Rayssa Leal, the Brazilian who took silver, is eight months younger. And the third woman – or in this case, girl – who collected a medal Sunday, Funa Nakayama, is a comparatively ancient 16.
Olympic officials estimate it may have been the youngest podium ever – but it may not be the last all-teen medal ceremony this summer. There is, after all, another women’s skateboarding event.
At the Ariake Urban Sports Park in Tokyo, the kids aren’t just competing. They’re winning.
Over the past 50 years, skateboarding has evolved from counterculture to mainstream, from the X Games to the Olympics. And with that final ascension, the sport is determined to further establish itself and attract a new generation of fans – and aspiring superstars – with its platform. The women’s game, especially, could use that bump, and in Tokyo, it may just capture its future audience by putting its future stars on the worldwide stage.
To that end, skateboarding has no minimum age requirement. That’s true of many Olympic sports, but some, like gymnastics and boxing, do have a cutoff set by their governing bodies. Skateboarders, though, are only subject to their home countries’ minimum age requirements, which for the majority of nations, including the United States, is 13. (Thirty-five countries do have higher minimums, the most restrictive of which – Colombia, Hong Kong, Indonesia, Malaysia, Pakistan, Russian Federation – require competitors to be 18.) National Olympic Committees are known to make exceptions, too; 12-year-old Syrian table-tennis prodigy Hend Zaza competed in Tokyo, and another 12-year-old, Japanese skateboarder Kokona Hiraki, will get her shot in an event next week.

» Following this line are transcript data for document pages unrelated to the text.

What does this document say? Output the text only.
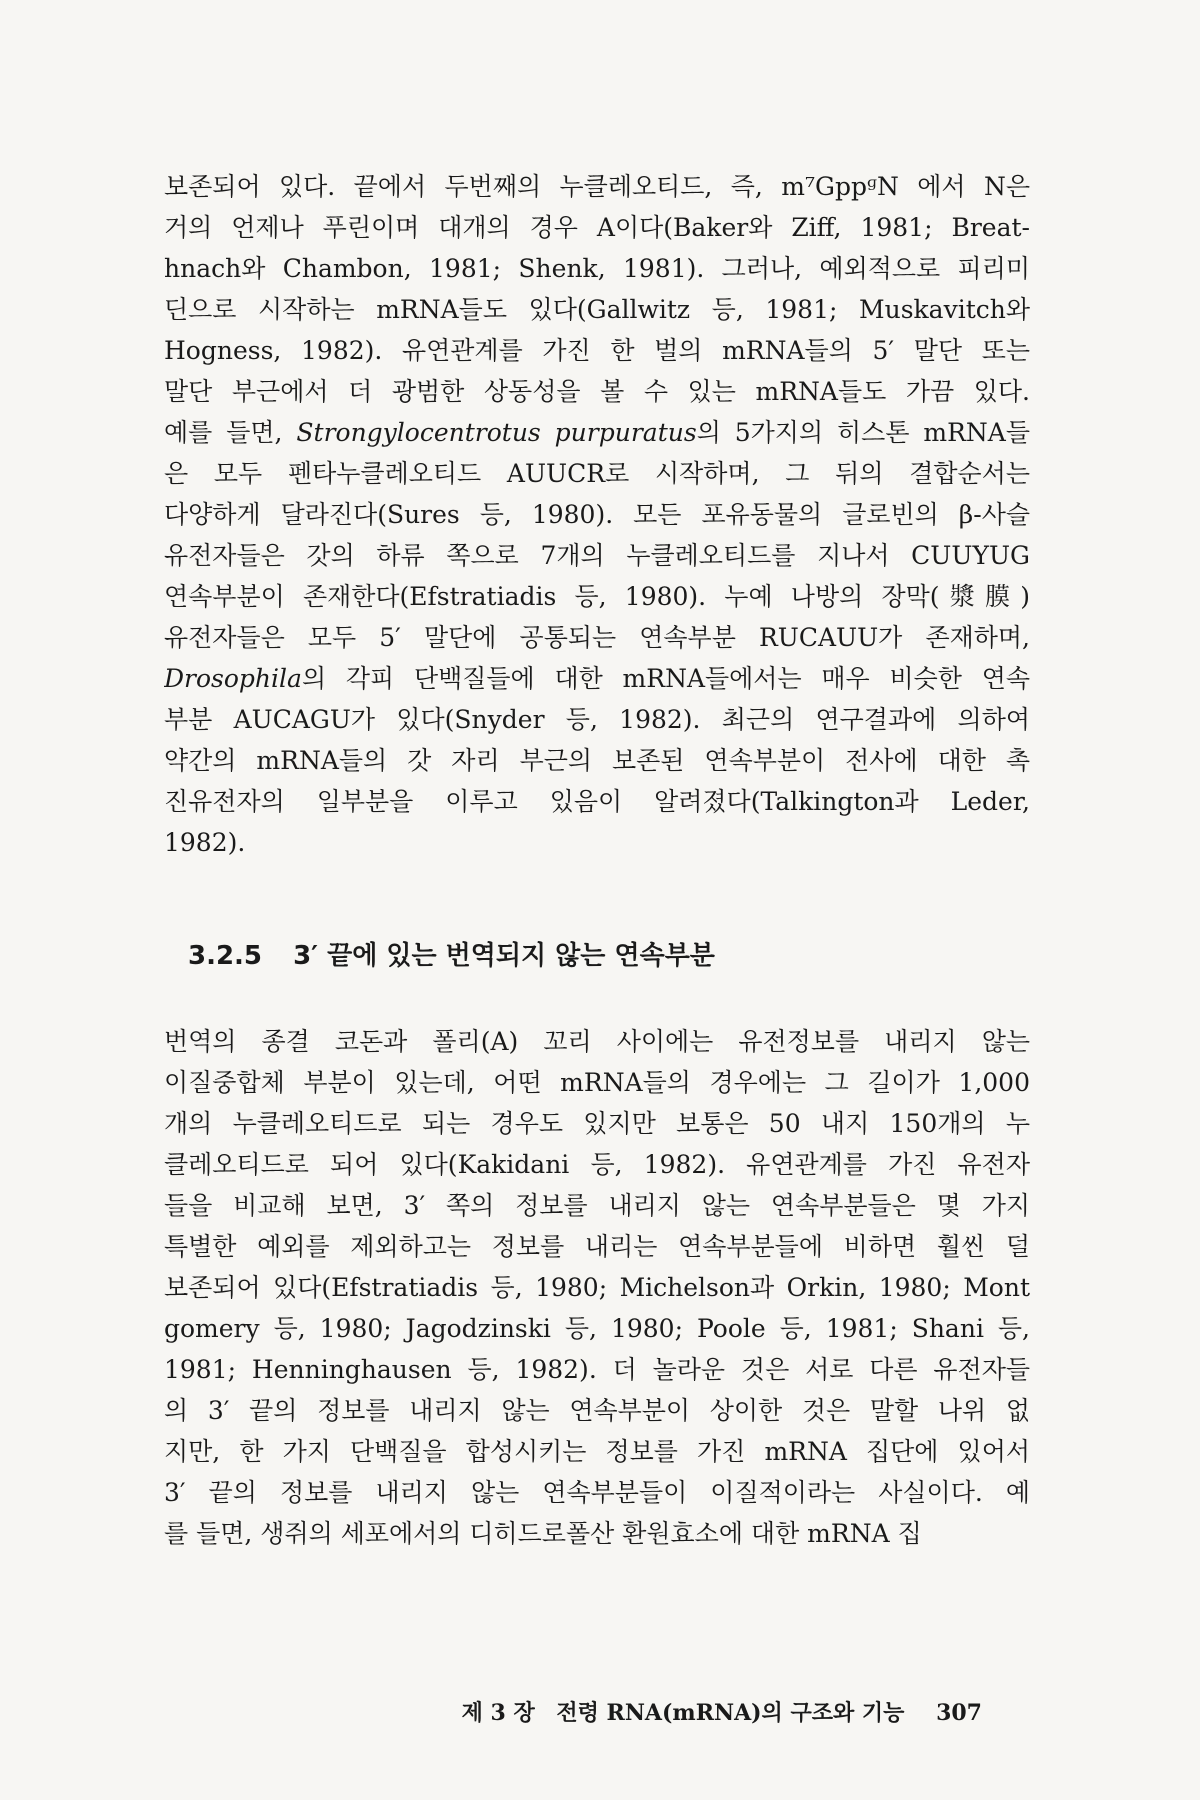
보존되어 있다. 끝에서 두번째의 누클레오티드, 즉, m⁷GppᶢN 에서 N은
거의 언제나 푸린이며 대개의 경우 A이다(Baker와 Ziff, 1981; Breat-
hnach와 Chambon, 1981; Shenk, 1981). 그러나, 예외적으로 피리미
딘으로 시작하는 mRNA들도 있다(Gallwitz 등, 1981; Muskavitch와
Hogness, 1982). 유연관계를 가진 한 벌의 mRNA들의 5′ 말단 또는
말단 부근에서 더 광범한 상동성을 볼 수 있는 mRNA들도 가끔 있다.
예를 들면, Strongylocentrotus purpuratus의 5가지의 히스톤 mRNA들
은 모두 펜타누클레오티드 AUUCR로 시작하며, 그 뒤의 결합순서는
다양하게 달라진다(Sures 등, 1980). 모든 포유동물의 글로빈의 β-사슬
유전자들은 갓의 하류 쪽으로 7개의 누클레오티드를 지나서 CUUYUG
연속부분이 존재한다(Efstratiadis 등, 1980). 누예 나방의 장막(漿膜)
유전자들은 모두 5′ 말단에 공통되는 연속부분 RUCAUU가 존재하며,
Drosophila의 각피 단백질들에 대한 mRNA들에서는 매우 비슷한 연속
부분 AUCAGU가 있다(Snyder 등, 1982). 최근의 연구결과에 의하여
약간의 mRNA들의 갓 자리 부근의 보존된 연속부분이 전사에 대한 촉
진유전자의 일부분을 이루고 있음이 알려졌다(Talkington과 Leder,
1982).
3.2.5 3′ 끝에 있는 번역되지 않는 연속부분
번역의 종결 코돈과 폴리(A) 꼬리 사이에는 유전정보를 내리지 않는
이질중합체 부분이 있는데, 어떤 mRNA들의 경우에는 그 길이가 1,000
개의 누클레오티드로 되는 경우도 있지만 보통은 50 내지 150개의 누
클레오티드로 되어 있다(Kakidani 등, 1982). 유연관계를 가진 유전자
들을 비교해 보면, 3′ 쪽의 정보를 내리지 않는 연속부분들은 몇 가지
특별한 예외를 제외하고는 정보를 내리는 연속부분들에 비하면 훨씬 덜
보존되어 있다(Efstratiadis 등, 1980; Michelson과 Orkin, 1980; Mont
gomery 등, 1980; Jagodzinski 등, 1980; Poole 등, 1981; Shani 등,
1981; Henninghausen 등, 1982). 더 놀라운 것은 서로 다른 유전자들
의 3′ 끝의 정보를 내리지 않는 연속부분이 상이한 것은 말할 나위 없
지만, 한 가지 단백질을 합성시키는 정보를 가진 mRNA 집단에 있어서
3′ 끝의 정보를 내리지 않는 연속부분들이 이질적이라는 사실이다. 예
를 들면, 생쥐의 세포에서의 디히드로폴산 환원효소에 대한 mRNA 집
제 3 장 전령 RNA(mRNA)의 구조와 기능 307
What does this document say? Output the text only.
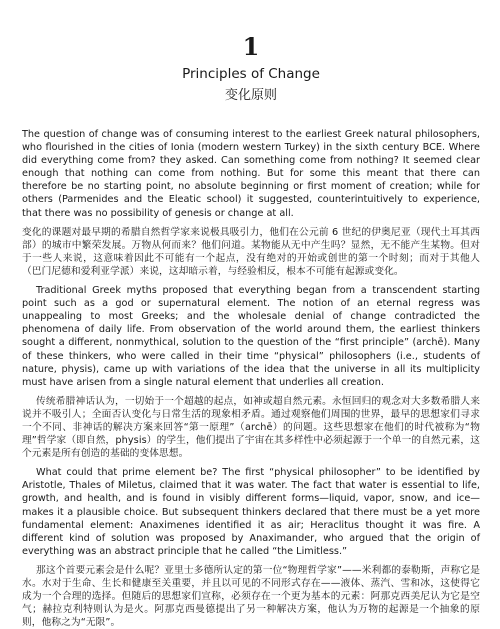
1
Principles of Change
变化原则

The question of change was of consuming interest to the earliest Greek natural philosophers, who flourished in the cities of Ionia (modern western Turkey) in the sixth century BCE. Where did everything come from? they asked. Can something come from nothing? It seemed clear enough that nothing can come from nothing. But for some this meant that there can therefore be no starting point, no absolute beginning or first moment of creation; while for others (Parmenides and the Eleatic school) it suggested, counterintuitively to experience, that there was no possibility of genesis or change at all.

变化的课题对最早期的希腊自然哲学家来说极具吸引力，他们在公元前 6 世纪的伊奥尼亚（现代土耳其西部）的城市中繁荣发展。万物从何而来？他们问道。某物能从无中产生吗？显然，无不能产生某物。但对于一些人来说，这意味着因此不可能有一个起点，没有绝对的开始或创世的第一个时刻；而对于其他人（巴门尼德和爱利亚学派）来说，这却暗示着，与经验相反，根本不可能有起源或变化。

Traditional Greek myths proposed that everything began from a transcendent starting point such as a god or supernatural element. The notion of an eternal regress was unappealing to most Greeks; and the wholesale denial of change contradicted the phenomena of daily life. From observation of the world around them, the earliest thinkers sought a different, nonmythical, solution to the question of the “first principle” (archē). Many of these thinkers, who were called in their time “physical” philosophers (i.e., students of nature, physis), came up with variations of the idea that the universe in all its multiplicity must have arisen from a single natural element that underlies all creation.

传统希腊神话认为，一切始于一个超越的起点，如神或超自然元素。永恒回归的观念对大多数希腊人来说并不吸引人；全面否认变化与日常生活的现象相矛盾。通过观察他们周围的世界，最早的思想家们寻求一个不同、非神话的解决方案来回答“第一原理”（archē）的问题。这些思想家在他们的时代被称为“物理”哲学家（即自然，physis）的学生，他们提出了宇宙在其多样性中必须起源于一个单一的自然元素，这个元素是所有创造的基础的变体思想。

What could that prime element be? The first “physical philosopher” to be identified by Aristotle, Thales of Miletus, claimed that it was water. The fact that water is essential to life, growth, and health, and is found in visibly different forms—liquid, vapor, snow, and ice—makes it a plausible choice. But subsequent thinkers declared that there must be a yet more fundamental element: Anaximenes identified it as air; Heraclitus thought it was fire. A different kind of solution was proposed by Anaximander, who argued that the origin of everything was an abstract principle that he called “the Limitless.”

那这个首要元素会是什么呢？亚里士多德所认定的第一位“物理哲学家”——米利都的泰勒斯，声称它是水。水对于生命、生长和健康至关重要，并且以可见的不同形式存在——液体、蒸汽、雪和冰，这使得它成为一个合理的选择。但随后的思想家们宣称，必须存在一个更为基本的元素：阿那克西美尼认为它是空气；赫拉克利特则认为是火。阿那克西曼德提出了另一种解决方案，他认为万物的起源是一个抽象的原则，他称之为“无限”。
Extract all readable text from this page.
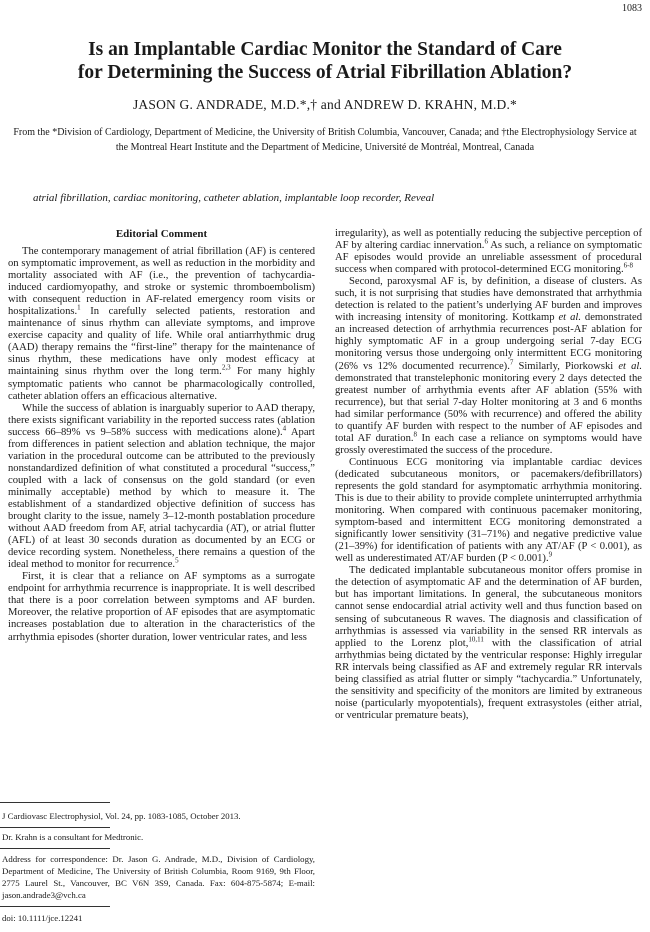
1083
Is an Implantable Cardiac Monitor the Standard of Care
for Determining the Success of Atrial Fibrillation Ablation?
JASON G. ANDRADE, M.D.*,† and ANDREW D. KRAHN, M.D.*
From the *Division of Cardiology, Department of Medicine, the University of British Columbia, Vancouver, Canada; and †the Electrophysiology Service at the Montreal Heart Institute and the Department of Medicine, Université de Montréal, Montreal, Canada
atrial fibrillation, cardiac monitoring, catheter ablation, implantable loop recorder, Reveal
Editorial Comment

The contemporary management of atrial fibrillation (AF) is centered on symptomatic improvement, as well as reduction in the morbidity and mortality associated with AF (i.e., the prevention of tachycardia-induced cardiomyopathy, and stroke or systemic thromboembolism) with consequent reduction in AF-related emergency room visits or hospitalizations.$^1$ In carefully selected patients, restoration and maintenance of sinus rhythm can alleviate symptoms, and improve exercise capacity and quality of life. While oral antiarrhythmic drug (AAD) therapy remains the “first-line” therapy for the maintenance of sinus rhythm, these medications have only modest efficacy at maintaining sinus rhythm over the long term.$^{2,3}$ For many highly symptomatic patients who cannot be pharmacologically controlled, catheter ablation offers an efficacious alternative.

While the success of ablation is inarguably superior to AAD therapy, there exists significant variability in the reported success rates (ablation success 66–89% vs 9–58% success with medications alone).$^4$ Apart from differences in patient selection and ablation technique, the major variation in the procedural outcome can be attributed to the previously nonstandardized definition of what constituted a procedural “success,” coupled with a lack of consensus on the gold standard (or even minimally acceptable) method by which to measure it. The establishment of a standardized objective definition of success has brought clarity to the issue, namely 3–12-month postablation procedure without AAD freedom from AF, atrial tachycardia (AT), or atrial flutter (AFL) of at least 30 seconds duration as documented by an ECG or device recording system. Nonetheless, there remains a question of the ideal method to monitor for recurrence.$^5$

First, it is clear that a reliance on AF symptoms as a surrogate endpoint for arrhythmia recurrence is inappropriate. It is well described that there is a poor correlation between symptoms and AF burden. Moreover, the relative proportion of AF episodes that are asymptomatic increases postablation due to alteration in the characteristics of the arrhythmia episodes (shorter duration, lower ventricular rates, and less

irregularity), as well as potentially reducing the subjective perception of AF by altering cardiac innervation.$^6$ As such, a reliance on symptomatic AF episodes would provide an unreliable assessment of procedural success when compared with protocol-determined ECG monitoring.$^{6-8}$

Second, paroxysmal AF is, by definition, a disease of clusters. As such, it is not surprising that studies have demonstrated that arrhythmia detection is related to the patient’s underlying AF burden and improves with increasing intensity of monitoring. Kottkamp et al. demonstrated an increased detection of arrhythmia recurrences post-AF ablation for highly symptomatic AF in a group undergoing serial 7-day ECG monitoring versus those undergoing only intermittent ECG monitoring (26% vs 12% documented recurrence).$^7$ Similarly, Piorkowski et al. demonstrated that transtelephonic monitoring every 2 days detected the greatest number of arrhythmia events after AF ablation (55% with recurrence), but that serial 7-day Holter monitoring at 3 and 6 months had similar performance (50% with recurrence) and offered the ability to quantify AF burden with respect to the number of AF episodes and total AF duration.$^8$ In each case a reliance on symptoms would have grossly overestimated the success of the procedure.

Continuous ECG monitoring via implantable cardiac devices (dedicated subcutaneous monitors, or pacemakers/defibrillators) represents the gold standard for asymptomatic arrhythmia monitoring. This is due to their ability to provide complete uninterrupted arrhythmia monitoring. When compared with continuous pacemaker monitoring, symptom-based and intermittent ECG monitoring demonstrated a significantly lower sensitivity (31–71%) and negative predictive value (21–39%) for identification of patients with any AT/AF (P < 0.001), as well as underestimated AT/AF burden (P < 0.001).$^9$

The dedicated implantable subcutaneous monitor offers promise in the detection of asymptomatic AF and the determination of AF burden, but has important limitations. In general, the subcutaneous monitors cannot sense endocardial atrial activity well and thus function based on sensing of subcutaneous R waves. The diagnosis and classification of arrhythmias is assessed via variability in the sensed RR intervals as applied to the Lorenz plot,$^{10,11}$ with the classification of atrial arrhythmias being dictated by the ventricular response: Highly irregular RR intervals being classified as AF and extremely regular RR intervals being classified as atrial flutter or simply “tachycardia.” Unfortunately, the sensitivity and specificity of the monitors are limited by extraneous noise (particularly myopotentials), frequent extrasystoles (either atrial, or ventricular premature beats),

J Cardiovasc Electrophysiol, Vol. 24, pp. 1083-1085, October 2013.

Dr. Krahn is a consultant for Medtronic.

Address for correspondence: Dr. Jason G. Andrade, M.D., Division of Cardiology, Department of Medicine, The University of British Columbia, Room 9169, 9th Floor, 2775 Laurel St., Vancouver, BC V6N 3S9, Canada. Fax: 604-875-5874; E-mail: jason.andrade3@vch.ca

doi: 10.1111/jce.12241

That’s all to say: Had this summer’s games not been delayed a year, the field might’ve looked wholly different. Yes, countries and sports federations are known to have granted exceptions to age minimums, but without a waiver, Nishiya and Leal would’ve been too young to compete. Same goes for Britain’s Sky Brown, the youngest professional skateboarder in the world, who was just 12 when she qualified for the Games. Brown, who turned 13 just 11 days before the opening ceremony, is expected to contend for a medal in park skateboarding on 5 August – but she won’t even be the youngest competitor in the event. That distinction goes to Hiraki, who turns 13 next month.
Age trends across Olympic podiums have swung in both directions over the years. Gymnasts in their 20s dominated the sport in the 1960s and ‘70s, and the sport’s minimum age requirement of 14 was almost irrelevant. But as gymnastics evolved toward more difficult tricks and routines, ages ticked down, and the International Gymnastics Federation was required to enforce its minimum age threshold and then gradually increase it.
In swimming, which requires Olympic competitors to be 14 or older, athletes in their late 20s and 30s have had great success in recent games as they’ve learned to extend their careers – and their primes. But a new generation of swimmers is taking over Team USA in the pool; this summer, Katie Grimes, at 15, became the youngest US Olympic swimmer since 1996.
There’s no arguing, though, that skateboarding represents the biggest injection of youth the Olympics has seen in generations. Leal, the 13-year-old street skateboarder who took silver, was the Games’ youngest medalist since 1928. If Brown makes a podium next Thursday, she’ll capture that distinction. And if not, she’ll have another chance in three years in Paris, and likely another four years after that. The future of women’s skateboarding is a pack of girls who have already arrived.